Alberto Medina edited this page Dec 9, 2023 · 12 revisions

HTTP is stateless

HTTP is a stateless protocol. That means that no information, or state, is saved anywhere between individual requests; each request from a client to a server is treated in isolation. This property of HTTP has played a crucial role in the design and functioning of web applications in terms of simplicity, scalability, and efficient resource utilization.

The birth of cookies

In the early 1990s, a visionary developer named Lou Montulli working at Netscape, faced a significant challenge while creating an online shopping cart for a client company. The absence of a state management mechanism to save user selections as they navigated across web pages resulted in a bad online shopping experience.

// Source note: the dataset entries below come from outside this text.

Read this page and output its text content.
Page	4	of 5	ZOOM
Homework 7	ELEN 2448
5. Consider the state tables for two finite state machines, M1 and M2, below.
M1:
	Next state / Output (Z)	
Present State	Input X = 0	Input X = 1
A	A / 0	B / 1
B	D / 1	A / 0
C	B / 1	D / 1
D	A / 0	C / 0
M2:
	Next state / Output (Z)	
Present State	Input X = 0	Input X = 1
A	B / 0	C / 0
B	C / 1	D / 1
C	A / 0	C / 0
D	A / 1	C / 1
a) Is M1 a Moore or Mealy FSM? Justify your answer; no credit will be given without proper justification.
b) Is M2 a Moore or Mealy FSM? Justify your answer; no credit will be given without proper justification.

To tackle the shopping cart problem, Lou adapted an existing technique, magic cookies, which allowed data exchange between computer programs to maintain state during communications. This gave the browser the ability to remember the items users had selected, even as they explored different pages on the site. This work soon found its way into the fabric of the Netscape browser, and paved the way for what we know today as cookies.

Key: An HTTP cookie is a mechanism for an origin server to send state information to a user agent and for the user agent to return the state information to the origin server. Cookies enable the stateless HTTP protocol to transmit saved state information.

Cookies emerged as a transformative element, revolutionizing how websites interacted with users and laid the foundation for modern web personalization and user experience.